Ich würde viel für einen Rat des Logiksektors geben, doch er schweigt. Ihm gefällt auch nicht, was ich vorhabe.

Noch sechs, sieben Zentimeter und ich berühre den Griff meiner Waffe. Dann ist wieder alles möglich. In elftausend Jahren lernt man so manchen Trick.

»Ich weiß, dass Sie unter ihrer Jacke einen Kombistrahler versteckt haben, Sir.«

Ich halte in der Bewegung inne, nur zwei, drei Zentimeter vom Griff der Waffe entfernt. Damit habe ich die Option verloren, den Strahler zu ziehen, ihn auf die Kommandantin zu richten und ein Patt herbeizuführen, bevor die Kampfroboter mich paralysieren können.

Ich kneife die Augen zusammen, als ich bemerke, dass die Kampfroboter nicht ihre Paralysatoren aktiviert haben, sondern die Desintegratoren und Thermostrahler.

Das verwirrt mich zusätzlich. Naileth Simmers will mich nicht außer Gefecht setzen, betäuben, sie will mich töten. Damit hätte ich niemals gerechnet. Mein ganzer Plan ist nun hinfällig.

Meine Gedanken rasen. Warum will sie mich töten?

Normalerweise würde der Extrasinn diese Frage stellen und darüber spekulieren, doch da er die Zusammenarbeit verweigert, muss ich selbst nach einer Antwort suchen.

Was läuft hier falsch? Längst hätte Major Simmers mich paralysieren lassen können, doch sie will mich töten. Warum?, denke ich erneut. Es muss einen Grund dafür geben.

»Sir, ziehen Sie langsam den Kombistrahler unter Ihrer Jacke hervor und lassen Sie ihn dann fallen. Das ist die letzte Warnung. Befolgen Sie augenblicklich diese Anweisung, Sir, oder ich befehle den Robotern, das Feuer zu eröffnen. Bitte, Sir«, fügt sie fast beschwörend hinzu.

Aus. Vorbei.

Ich schreie auf, greife nach der Waffe, und die Roboter schießen, und ich fühle einen Schmerz, der meinen gesamten Körper zerreißt, und alles wird dunkel, und dann ist nichts mehr …

Die erste Ebene

 

 

Ich erwachte von einem Augenblick zum anderen.

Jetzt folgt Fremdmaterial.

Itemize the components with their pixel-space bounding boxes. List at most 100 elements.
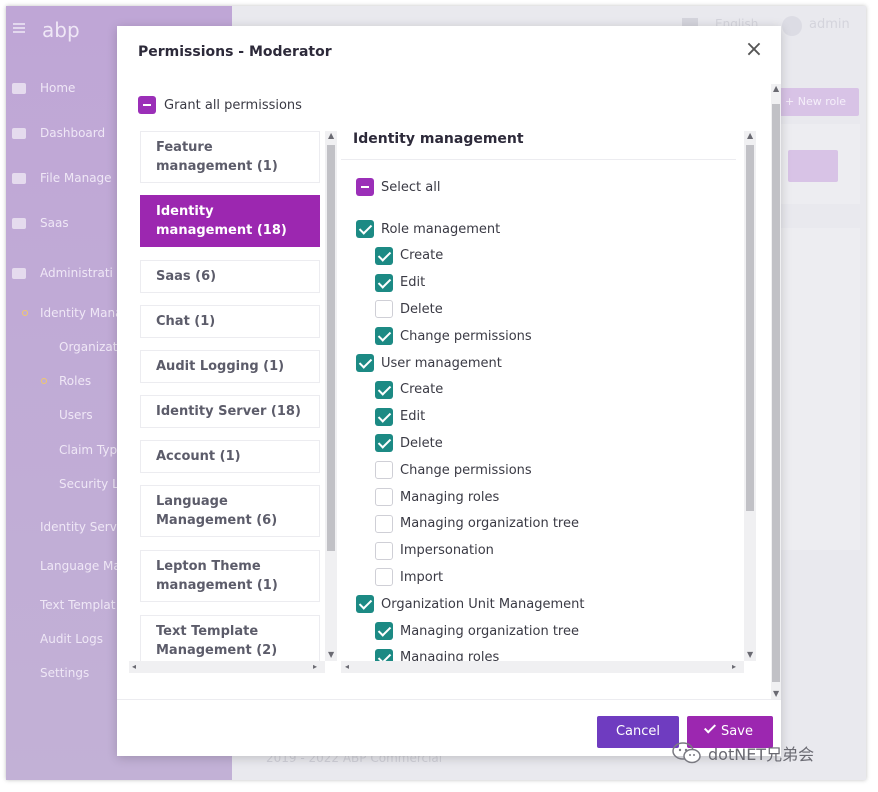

Die Dunkelheit, aus der ich so abrupt aufgetaucht war, verharrte noch einen Augenblick am Rand meines Bewusstseins, ohne dass ich sie fassen konnte. Ihre Oberfläche war nicht glatt, nicht einförmig. Es schien darunter zu brodeln; sie kam mir vor wie eine Sphäre, in der sich etwas Lebendiges befand, das daraus zu entkommen versuchte und sich mit ungezügelter Wut gegen die Begrenzung warf, mal hier, mal dort, jedoch ohne die geringste Aussicht, die Hülle zu durchbrechen.

Hoffte ich unwillkürlich. Ich wollte gar nicht wissen, was dort eingesperrt war.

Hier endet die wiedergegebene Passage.